Abstract

Nocardia are uncommon pathogens that disproportionately afflict the immunocompromised host. Epidemiology and outcome data of Nocardia infections in transplant recipients are limited. We performed a retrospective chart review of all patients at Duke University Hospital with a history of solid organ transplant (SOT) or hematopoietic cell transplant (HCT) and at least one positive culture for Nocardia between 1996 and 2013. Our aim was to describe the epidemiology and outcomes of Nocardia infections in the transplanted host.

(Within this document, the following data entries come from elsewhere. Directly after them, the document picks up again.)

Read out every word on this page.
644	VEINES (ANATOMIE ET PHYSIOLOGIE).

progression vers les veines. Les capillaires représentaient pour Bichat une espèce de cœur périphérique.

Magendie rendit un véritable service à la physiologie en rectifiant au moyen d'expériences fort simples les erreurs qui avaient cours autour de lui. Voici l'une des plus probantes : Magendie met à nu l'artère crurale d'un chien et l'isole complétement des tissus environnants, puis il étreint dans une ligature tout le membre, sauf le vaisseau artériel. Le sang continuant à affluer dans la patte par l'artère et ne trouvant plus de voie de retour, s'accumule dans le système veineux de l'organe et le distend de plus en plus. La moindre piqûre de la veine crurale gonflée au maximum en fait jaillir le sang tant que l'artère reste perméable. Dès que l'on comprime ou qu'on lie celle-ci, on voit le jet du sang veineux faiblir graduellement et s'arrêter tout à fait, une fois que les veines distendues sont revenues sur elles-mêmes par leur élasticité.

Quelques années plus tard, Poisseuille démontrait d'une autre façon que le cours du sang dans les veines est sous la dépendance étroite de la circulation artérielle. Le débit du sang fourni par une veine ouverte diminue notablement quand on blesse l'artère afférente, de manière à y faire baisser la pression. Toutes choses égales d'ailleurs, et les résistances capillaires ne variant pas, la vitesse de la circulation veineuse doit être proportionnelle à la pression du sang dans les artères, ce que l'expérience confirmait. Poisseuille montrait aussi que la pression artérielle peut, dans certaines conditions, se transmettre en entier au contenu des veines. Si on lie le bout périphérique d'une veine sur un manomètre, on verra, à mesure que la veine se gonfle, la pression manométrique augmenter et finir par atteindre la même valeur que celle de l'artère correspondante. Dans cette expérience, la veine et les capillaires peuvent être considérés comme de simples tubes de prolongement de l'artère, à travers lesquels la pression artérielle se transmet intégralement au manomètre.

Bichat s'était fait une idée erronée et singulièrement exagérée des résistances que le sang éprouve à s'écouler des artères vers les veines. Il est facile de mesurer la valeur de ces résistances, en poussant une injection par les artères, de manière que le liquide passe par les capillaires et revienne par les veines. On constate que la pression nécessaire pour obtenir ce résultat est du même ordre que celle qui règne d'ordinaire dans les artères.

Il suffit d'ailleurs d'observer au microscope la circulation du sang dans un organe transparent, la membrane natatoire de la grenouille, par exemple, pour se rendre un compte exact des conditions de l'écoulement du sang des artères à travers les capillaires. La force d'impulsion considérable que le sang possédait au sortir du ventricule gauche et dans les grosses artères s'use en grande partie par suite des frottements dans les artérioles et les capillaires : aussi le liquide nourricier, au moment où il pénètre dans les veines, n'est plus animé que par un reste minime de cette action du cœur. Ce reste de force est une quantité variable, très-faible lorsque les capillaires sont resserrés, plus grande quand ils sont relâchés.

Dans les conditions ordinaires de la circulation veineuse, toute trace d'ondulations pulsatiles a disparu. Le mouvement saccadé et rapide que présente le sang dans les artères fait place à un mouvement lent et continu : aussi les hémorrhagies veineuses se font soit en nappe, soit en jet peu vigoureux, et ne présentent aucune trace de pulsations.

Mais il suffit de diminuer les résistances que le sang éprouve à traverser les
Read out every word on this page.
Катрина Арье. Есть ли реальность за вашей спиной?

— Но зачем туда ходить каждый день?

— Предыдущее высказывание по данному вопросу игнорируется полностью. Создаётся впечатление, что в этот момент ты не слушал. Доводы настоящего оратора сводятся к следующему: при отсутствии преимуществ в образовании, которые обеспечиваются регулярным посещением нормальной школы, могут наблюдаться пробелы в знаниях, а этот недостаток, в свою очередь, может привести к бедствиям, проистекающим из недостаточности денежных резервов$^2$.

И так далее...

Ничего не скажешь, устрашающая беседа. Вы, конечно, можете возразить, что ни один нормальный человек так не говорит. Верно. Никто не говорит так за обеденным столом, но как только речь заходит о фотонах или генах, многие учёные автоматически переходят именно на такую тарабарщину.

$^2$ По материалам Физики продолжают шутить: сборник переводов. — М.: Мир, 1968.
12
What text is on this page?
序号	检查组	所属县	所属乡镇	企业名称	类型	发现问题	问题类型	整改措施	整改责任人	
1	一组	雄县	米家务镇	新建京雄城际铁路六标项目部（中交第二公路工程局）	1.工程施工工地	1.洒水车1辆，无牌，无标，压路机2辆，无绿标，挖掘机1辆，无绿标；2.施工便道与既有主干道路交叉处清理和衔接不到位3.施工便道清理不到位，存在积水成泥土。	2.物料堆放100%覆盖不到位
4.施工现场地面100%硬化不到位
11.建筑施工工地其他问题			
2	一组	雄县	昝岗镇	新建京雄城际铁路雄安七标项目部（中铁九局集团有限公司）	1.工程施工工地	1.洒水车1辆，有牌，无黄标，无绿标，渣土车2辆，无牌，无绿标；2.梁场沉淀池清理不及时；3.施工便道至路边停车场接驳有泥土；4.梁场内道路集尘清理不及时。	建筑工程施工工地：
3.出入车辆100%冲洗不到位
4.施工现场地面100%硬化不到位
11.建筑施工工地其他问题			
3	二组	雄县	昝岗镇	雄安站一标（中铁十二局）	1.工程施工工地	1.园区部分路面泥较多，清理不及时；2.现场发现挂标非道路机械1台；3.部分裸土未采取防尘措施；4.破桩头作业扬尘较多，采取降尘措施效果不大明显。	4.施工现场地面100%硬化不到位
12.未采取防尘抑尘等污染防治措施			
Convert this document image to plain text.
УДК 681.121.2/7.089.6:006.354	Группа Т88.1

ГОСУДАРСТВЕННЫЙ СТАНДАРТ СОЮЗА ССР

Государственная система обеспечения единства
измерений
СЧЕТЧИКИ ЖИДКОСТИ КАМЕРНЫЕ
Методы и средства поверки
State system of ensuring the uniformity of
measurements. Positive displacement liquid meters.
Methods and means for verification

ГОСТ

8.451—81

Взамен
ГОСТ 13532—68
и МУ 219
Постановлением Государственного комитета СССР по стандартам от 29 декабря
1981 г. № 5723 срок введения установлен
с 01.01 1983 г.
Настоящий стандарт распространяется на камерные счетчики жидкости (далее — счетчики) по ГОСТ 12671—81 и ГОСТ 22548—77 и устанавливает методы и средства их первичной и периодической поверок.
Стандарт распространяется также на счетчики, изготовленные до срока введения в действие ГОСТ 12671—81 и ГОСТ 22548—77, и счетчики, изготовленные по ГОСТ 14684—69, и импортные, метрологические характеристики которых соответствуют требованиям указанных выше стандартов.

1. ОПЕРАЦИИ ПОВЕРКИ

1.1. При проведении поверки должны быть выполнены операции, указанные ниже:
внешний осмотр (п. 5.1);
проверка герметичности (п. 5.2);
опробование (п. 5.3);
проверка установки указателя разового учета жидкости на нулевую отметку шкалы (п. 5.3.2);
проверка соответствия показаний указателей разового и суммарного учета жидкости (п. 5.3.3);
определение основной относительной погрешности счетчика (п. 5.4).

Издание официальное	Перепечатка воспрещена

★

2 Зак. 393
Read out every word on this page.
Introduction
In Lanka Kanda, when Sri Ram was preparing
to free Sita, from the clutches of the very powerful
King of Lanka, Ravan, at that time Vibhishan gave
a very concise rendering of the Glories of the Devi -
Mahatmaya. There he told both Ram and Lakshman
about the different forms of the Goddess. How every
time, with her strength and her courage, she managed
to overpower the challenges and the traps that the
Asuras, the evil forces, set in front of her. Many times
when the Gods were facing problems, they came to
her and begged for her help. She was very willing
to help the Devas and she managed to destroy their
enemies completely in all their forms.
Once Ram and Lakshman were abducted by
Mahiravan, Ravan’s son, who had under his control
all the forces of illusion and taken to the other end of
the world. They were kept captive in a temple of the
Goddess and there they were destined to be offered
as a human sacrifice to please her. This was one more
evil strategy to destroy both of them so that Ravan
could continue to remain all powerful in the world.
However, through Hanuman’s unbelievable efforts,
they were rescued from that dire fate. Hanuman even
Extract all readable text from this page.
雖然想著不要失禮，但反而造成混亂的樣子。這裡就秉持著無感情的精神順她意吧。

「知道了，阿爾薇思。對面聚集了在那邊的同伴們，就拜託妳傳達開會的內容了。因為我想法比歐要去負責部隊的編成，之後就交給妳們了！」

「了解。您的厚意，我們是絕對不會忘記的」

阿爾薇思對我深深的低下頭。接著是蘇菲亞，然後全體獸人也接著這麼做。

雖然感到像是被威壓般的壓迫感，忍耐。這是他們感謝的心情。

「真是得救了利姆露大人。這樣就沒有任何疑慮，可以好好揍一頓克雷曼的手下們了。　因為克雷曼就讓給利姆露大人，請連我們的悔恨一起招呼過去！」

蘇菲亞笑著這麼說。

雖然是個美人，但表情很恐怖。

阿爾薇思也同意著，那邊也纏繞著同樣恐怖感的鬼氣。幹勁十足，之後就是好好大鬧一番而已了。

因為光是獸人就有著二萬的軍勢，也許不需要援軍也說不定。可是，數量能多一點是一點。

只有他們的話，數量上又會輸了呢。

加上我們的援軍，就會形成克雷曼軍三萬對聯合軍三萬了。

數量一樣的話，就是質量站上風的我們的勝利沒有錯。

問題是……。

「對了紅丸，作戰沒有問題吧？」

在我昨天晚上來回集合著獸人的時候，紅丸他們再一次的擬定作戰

During the 18-year study period, 51 patients (14 HCT and 37 SOT recipients) had Nocardia infection. Nocardia incidence was stable during the study period in all populations except heart transplants, whose incidence declined. Infection occurred earlier in the HCT group than the SOT group (median time to diagnosis of 153 and 370days, respectively). In both groups, the most common site involved was the lung. Outcomes were overall poor, especially in the HCT group with a cure rate of 29%. Heart transplant recipients had significantly better overall survival (P<.05) than other patients. Trimethoprim-sulfamethoxazole (TMP-SMX) prophylaxis did not provide complete protection from Nocardia infections, nor did it appear to select for resistant Nocardia isolates. Infections with Nocardia are typically a late post-transplant complication. The use of TMP-SMX prophylaxis was not associated with TMP-SMX-resistant Nocardia. Overall outcomes remain poor.